Intervention on the TV
Surgical techniques in the management of TV disease include repair and replacement, with repair being used in the majority if patients with functional TR (37). Suture techniques for TR include surgical plication (Kay Bicuspidisation) and the DeVega suture annuloplasty (38). However, ring annuloplasty with a rigid or semi rigid partial annuloplasty band is currently regarded as the standard for surgical repair as it is associated with more effective and durable reduction in TR (39). Some authors have emphasized the importance of using an “undersized” (nominal 26 or 28 mm) rigid nonplanar annuloplasty ring for optimal results (40).

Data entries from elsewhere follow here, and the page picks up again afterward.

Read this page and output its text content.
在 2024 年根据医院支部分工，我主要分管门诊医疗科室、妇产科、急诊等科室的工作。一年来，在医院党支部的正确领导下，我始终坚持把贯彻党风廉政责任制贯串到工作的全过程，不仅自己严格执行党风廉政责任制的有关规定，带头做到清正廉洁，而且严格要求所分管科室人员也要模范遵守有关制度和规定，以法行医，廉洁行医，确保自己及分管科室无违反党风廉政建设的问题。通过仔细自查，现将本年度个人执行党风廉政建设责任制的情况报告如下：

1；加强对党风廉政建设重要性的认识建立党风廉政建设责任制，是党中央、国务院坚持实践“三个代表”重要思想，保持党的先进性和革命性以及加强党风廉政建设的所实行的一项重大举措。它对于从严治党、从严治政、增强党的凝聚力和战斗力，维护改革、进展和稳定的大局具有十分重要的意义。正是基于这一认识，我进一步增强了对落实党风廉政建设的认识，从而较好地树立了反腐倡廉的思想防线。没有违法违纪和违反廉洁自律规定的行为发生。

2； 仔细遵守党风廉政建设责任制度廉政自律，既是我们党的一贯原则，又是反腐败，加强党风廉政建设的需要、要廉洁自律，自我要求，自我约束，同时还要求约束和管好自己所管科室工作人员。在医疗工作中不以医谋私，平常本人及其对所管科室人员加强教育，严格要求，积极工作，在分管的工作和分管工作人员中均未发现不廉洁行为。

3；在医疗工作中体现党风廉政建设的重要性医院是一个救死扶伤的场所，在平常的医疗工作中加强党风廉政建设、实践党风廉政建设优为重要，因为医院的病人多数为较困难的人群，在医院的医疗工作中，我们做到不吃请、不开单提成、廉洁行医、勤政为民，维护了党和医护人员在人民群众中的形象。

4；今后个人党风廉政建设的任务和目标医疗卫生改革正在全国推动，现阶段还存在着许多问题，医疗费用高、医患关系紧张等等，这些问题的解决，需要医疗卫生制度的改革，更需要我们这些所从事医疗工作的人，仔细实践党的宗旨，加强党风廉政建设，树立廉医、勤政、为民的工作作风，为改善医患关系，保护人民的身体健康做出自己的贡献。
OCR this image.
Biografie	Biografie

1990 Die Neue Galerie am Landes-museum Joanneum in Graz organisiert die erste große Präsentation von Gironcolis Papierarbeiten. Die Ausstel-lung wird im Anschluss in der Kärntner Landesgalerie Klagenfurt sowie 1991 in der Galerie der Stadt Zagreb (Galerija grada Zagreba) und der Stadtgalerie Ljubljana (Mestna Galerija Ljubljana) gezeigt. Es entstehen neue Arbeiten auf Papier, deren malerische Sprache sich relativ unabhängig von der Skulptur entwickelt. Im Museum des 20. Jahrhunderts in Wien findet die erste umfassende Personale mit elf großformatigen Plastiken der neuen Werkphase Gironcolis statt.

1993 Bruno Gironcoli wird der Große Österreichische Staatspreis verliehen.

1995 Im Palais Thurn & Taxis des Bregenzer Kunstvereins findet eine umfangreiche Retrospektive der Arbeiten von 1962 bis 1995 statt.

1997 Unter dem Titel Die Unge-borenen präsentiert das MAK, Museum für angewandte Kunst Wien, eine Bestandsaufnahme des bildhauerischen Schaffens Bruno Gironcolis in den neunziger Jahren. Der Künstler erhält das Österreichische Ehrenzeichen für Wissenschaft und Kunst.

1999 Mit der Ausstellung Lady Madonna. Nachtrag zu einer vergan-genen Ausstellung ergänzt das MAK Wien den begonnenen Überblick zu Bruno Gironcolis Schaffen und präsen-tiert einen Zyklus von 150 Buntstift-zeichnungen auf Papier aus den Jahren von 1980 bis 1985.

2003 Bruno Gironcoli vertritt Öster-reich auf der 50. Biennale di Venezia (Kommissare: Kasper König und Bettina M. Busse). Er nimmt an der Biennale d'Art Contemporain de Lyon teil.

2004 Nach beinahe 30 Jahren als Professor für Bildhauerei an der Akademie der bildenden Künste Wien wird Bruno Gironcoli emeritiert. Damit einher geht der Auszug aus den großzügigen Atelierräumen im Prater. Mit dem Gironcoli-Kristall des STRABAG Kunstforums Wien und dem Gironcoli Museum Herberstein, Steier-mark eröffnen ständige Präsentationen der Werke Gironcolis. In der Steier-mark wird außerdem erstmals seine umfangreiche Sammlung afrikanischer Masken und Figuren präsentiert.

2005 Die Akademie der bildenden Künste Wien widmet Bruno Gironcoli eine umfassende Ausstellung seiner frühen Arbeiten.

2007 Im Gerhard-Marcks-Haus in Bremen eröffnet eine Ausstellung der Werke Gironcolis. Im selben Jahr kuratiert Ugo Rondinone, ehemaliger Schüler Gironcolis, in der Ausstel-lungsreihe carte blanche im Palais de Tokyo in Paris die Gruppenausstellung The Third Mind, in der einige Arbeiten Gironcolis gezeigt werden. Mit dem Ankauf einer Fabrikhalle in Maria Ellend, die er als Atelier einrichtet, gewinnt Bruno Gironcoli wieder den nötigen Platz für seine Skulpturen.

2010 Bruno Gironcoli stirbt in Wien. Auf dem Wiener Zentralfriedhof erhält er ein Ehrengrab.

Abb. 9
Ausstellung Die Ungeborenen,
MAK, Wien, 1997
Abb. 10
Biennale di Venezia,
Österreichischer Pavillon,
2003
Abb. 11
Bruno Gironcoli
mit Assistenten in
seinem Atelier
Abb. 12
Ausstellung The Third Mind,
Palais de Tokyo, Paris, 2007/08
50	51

The expanding availability of percutaneous techniques may also offer the potential for effective treatment of TR (41). Whether this is by control of the regurgitation alone, with a “clip” approach, with or without treatment of the dilatation (i.e., annular cinching), remains to be seen. These approaches may have a particular place in patients who have undergone previous cardiac surgery, where repeated surgery in the presence of severe TR and RV dysfunction is a high risk undertaking (42,43).
Central to answering many of these controversies will be the ongoing investigation and study of the TV apparatus. Despite the growth in 3D echocardiography and other imaging modalities, a detailed understanding of the information offered by conventional echocardiographic assessment remains an essential tool for both the surgeon and echocardiographer when planning surgical intervention and assessing the success of such procedures.
The presence of these (and other) unanswered questions, the evolution in ultrasound and other imaging technologies and an increasing appreciation of the importance of TV disease indicate that significant developments in the understanding and treatment of this previously “forgotten” valve are still to come.
Acknowledgements
None.
Footnote
Conflicts of Interest: The authors have no conflicts of interest to declare.